Nachdem das chinesische Ärztepaar Laura und Patrick Chen dem Börsenprofi Mike in einem großen US-Krankenhaus bei einer Notoperation das Leben gerettet und dieser sie zum Dank auf einen Jagdausflug in seine einsam gelegene Waldhütte eingeladen hat, findet zeitgleich eine von langer Hand geplante Gefangenenbefreiung statt, in dessen Folge sich der durchführende Trupp Verbrecher zu Fuß bei ebenjenem Wochenendhaus einfindet. Mangels fahrbarem Untersatz, der in dieser Wildnis erst mühsam herbeigerufen werden muß, müssen es die drei Erstgenannten eine zeitlang als Geiseln der ungebetenen Besucher aushalten, was aufgrund von deren teilweiser Undiszipliniertheit schnell zu Verlusten führt: während beide Männer ausgeschaltet scheinen, bleibt nur noch die chinesische Ärztin Laura (Zhu Zhu) übrig. Wird sie die Stunden, bis das halbe Dutzend Verbrecher von deren Verbündeten abgeholt wird, lebend überstehen?

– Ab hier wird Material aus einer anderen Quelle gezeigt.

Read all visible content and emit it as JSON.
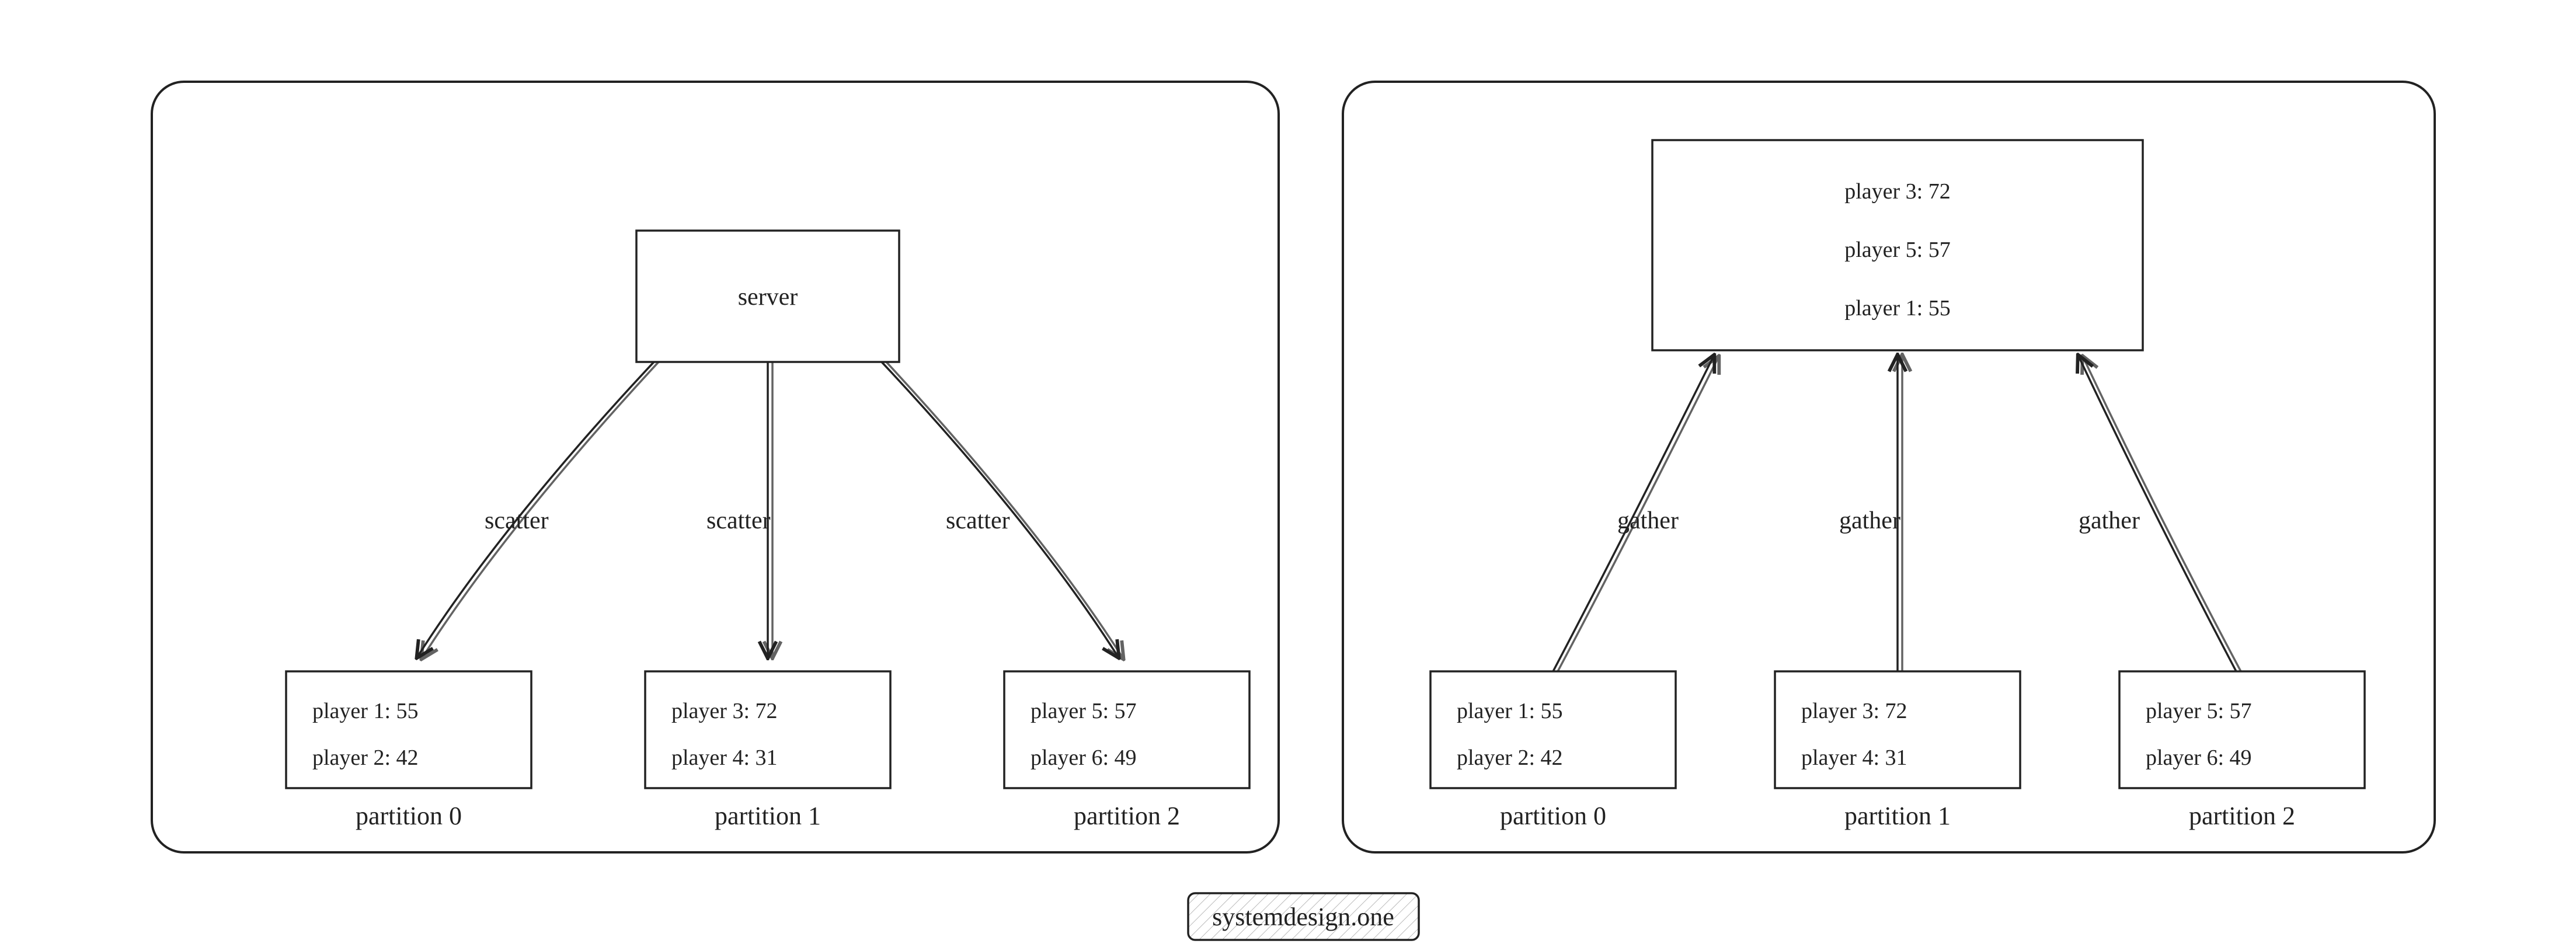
{
  "watermark": "systemdesign.one",
  "left": {
    "server_label": "server",
    "arrows": {
      "a0": "scatter",
      "a1": "scatter",
      "a2": "scatter"
    },
    "partitions": [
      {
        "caption": "partition 0",
        "lines": [
          "player 1: 55",
          "player 2: 42"
        ]
      },
      {
        "caption": "partition 1",
        "lines": [
          "player 3: 72",
          "player 4: 31"
        ]
      },
      {
        "caption": "partition 2",
        "lines": [
          "player 5: 57",
          "player 6: 49"
        ]
      }
    ]
  },
  "right": {
    "result_lines": [
      "player 3: 72",
      "player 5: 57",
      "player 1: 55"
    ],
    "arrows": {
      "a0": "gather",
      "a1": "gather",
      "a2": "gather"
    },
    "partitions": [
      {
        "caption": "partition 0",
        "lines": [
          "player 1: 55",
          "player 2: 42"
        ]
      },
      {
        "caption": "partition 1",
        "lines": [
          "player 3: 72",
          "player 4: 31"
        ]
      },
      {
        "caption": "partition 2",
        "lines": [
          "player 5: 57",
          "player 6: 49"
        ]
      }
    ]
  }
}
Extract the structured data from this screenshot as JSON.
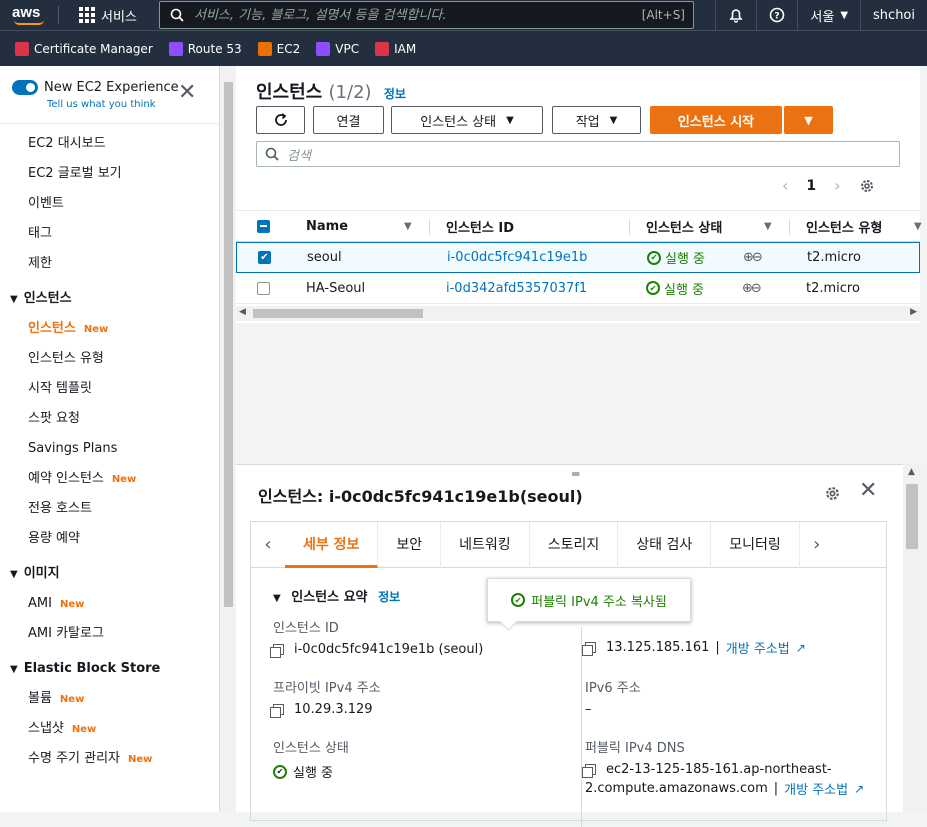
{
  "topnav": {
    "logo": "aws",
    "services_label": "서비스",
    "search_placeholder": "서비스, 기능, 블로그, 설명서 등을 검색합니다.",
    "search_shortcut": "[Alt+S]",
    "region": "서울",
    "user": "shchoi"
  },
  "favorites": [
    {
      "label": "Certificate Manager",
      "color": "#dd344c"
    },
    {
      "label": "Route 53",
      "color": "#8c4fff"
    },
    {
      "label": "EC2",
      "color": "#ed7100"
    },
    {
      "label": "VPC",
      "color": "#8c4fff"
    },
    {
      "label": "IAM",
      "color": "#dd344c"
    }
  ],
  "sidebar": {
    "new_experience_title": "New EC2 Experience",
    "new_experience_sub": "Tell us what you think",
    "top_items": [
      "EC2 대시보드",
      "EC2 글로벌 보기",
      "이벤트",
      "태그",
      "제한"
    ],
    "sections": [
      {
        "title": "인스턴스",
        "items": [
          {
            "label": "인스턴스",
            "new": "New",
            "active": true
          },
          {
            "label": "인스턴스 유형",
            "new": ""
          },
          {
            "label": "시작 템플릿",
            "new": ""
          },
          {
            "label": "스팟 요청",
            "new": ""
          },
          {
            "label": "Savings Plans",
            "new": ""
          },
          {
            "label": "예약 인스턴스",
            "new": "New"
          },
          {
            "label": "전용 호스트",
            "new": ""
          },
          {
            "label": "용량 예약",
            "new": ""
          }
        ]
      },
      {
        "title": "이미지",
        "items": [
          {
            "label": "AMI",
            "new": "New"
          },
          {
            "label": "AMI 카탈로그",
            "new": ""
          }
        ]
      },
      {
        "title": "Elastic Block Store",
        "items": [
          {
            "label": "볼륨",
            "new": "New"
          },
          {
            "label": "스냅샷",
            "new": "New"
          },
          {
            "label": "수명 주기 관리자",
            "new": "New"
          }
        ]
      }
    ]
  },
  "instances": {
    "title": "인스턴스",
    "count": "(1/2)",
    "info": "정보",
    "buttons": {
      "connect": "연결",
      "state": "인스턴스 상태",
      "actions": "작업",
      "launch": "인스턴스 시작"
    },
    "search_placeholder": "검색",
    "page": "1",
    "columns": [
      "Name",
      "인스턴스 ID",
      "인스턴스 상태",
      "인스턴스 유형"
    ],
    "rows": [
      {
        "name": "seoul",
        "id": "i-0c0dc5fc941c19e1b",
        "state": "실행 중",
        "type": "t2.micro",
        "selected": true
      },
      {
        "name": "HA-Seoul",
        "id": "i-0d342afd5357037f1",
        "state": "실행 중",
        "type": "t2.micro",
        "selected": false
      }
    ]
  },
  "detail": {
    "title": "인스턴스: i-0c0dc5fc941c19e1b(seoul)",
    "tabs": [
      "세부 정보",
      "보안",
      "네트워킹",
      "스토리지",
      "상태 검사",
      "모니터링"
    ],
    "summary": "인스턴스 요약",
    "summary_info": "정보",
    "instance_id_label": "인스턴스 ID",
    "instance_id_value": "i-0c0dc5fc941c19e1b (seoul)",
    "public_ipv4_value": "13.125.185.161",
    "open_address": "개방 주소법",
    "private_ipv4_label": "프라이빗 IPv4 주소",
    "private_ipv4_value": "10.29.3.129",
    "ipv6_label": "IPv6 주소",
    "ipv6_value": "–",
    "state_label": "인스턴스 상태",
    "state_value": "실행 중",
    "public_dns_label": "퍼블릭 IPv4 DNS",
    "public_dns_line1": "ec2-13-125-185-161.ap-northeast-",
    "public_dns_line2": "2.compute.amazonaws.com",
    "open_address2": "개방 주소법",
    "toast": "퍼블릭 IPv4 주소 복사됨"
  }
}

Ein Blick auf den Cast dieses Home-Invasion-Thrillers weckt Erinnerungen an die Prison Break-Serie, laufen hier mit Robert Knepper, Amaury Nolasco, Jodi Lyn O'Keefe (bei den Banditen) sowie Rockmond Dunbar (Börsenprofi Mike) doch einige Hauptdarsteller der Gefängnis-Ausbruchs-Serie auf, die mit der Kaperung und Versenkung eines Gefängnis-Busses zu Beginn auch ein wenig auf den Spuren des bekannten US-Franchise´ wandeln; auf der anderen Seite - der guten Seite - haben wir das vollkommen unbekannte chinesische Pärchen, das gegen die Gangster (unter der Führung von Robert Patrick) einen schweren, wenn nicht gar aussichtslosen Kampf führt. An sich also eine durchaus spannende Konstellation, auch wenn die Ausgangslage außerordentlich konstruiert scheint - denn dem totgeglaubten, in Wahrheit jedoch "nur" schwer verletzten Patrick Chen (Lin Shen) gelingt es mit Ausdauer und auch einigem Glück, einige der Schwerverbrecher unschädlich zu machen.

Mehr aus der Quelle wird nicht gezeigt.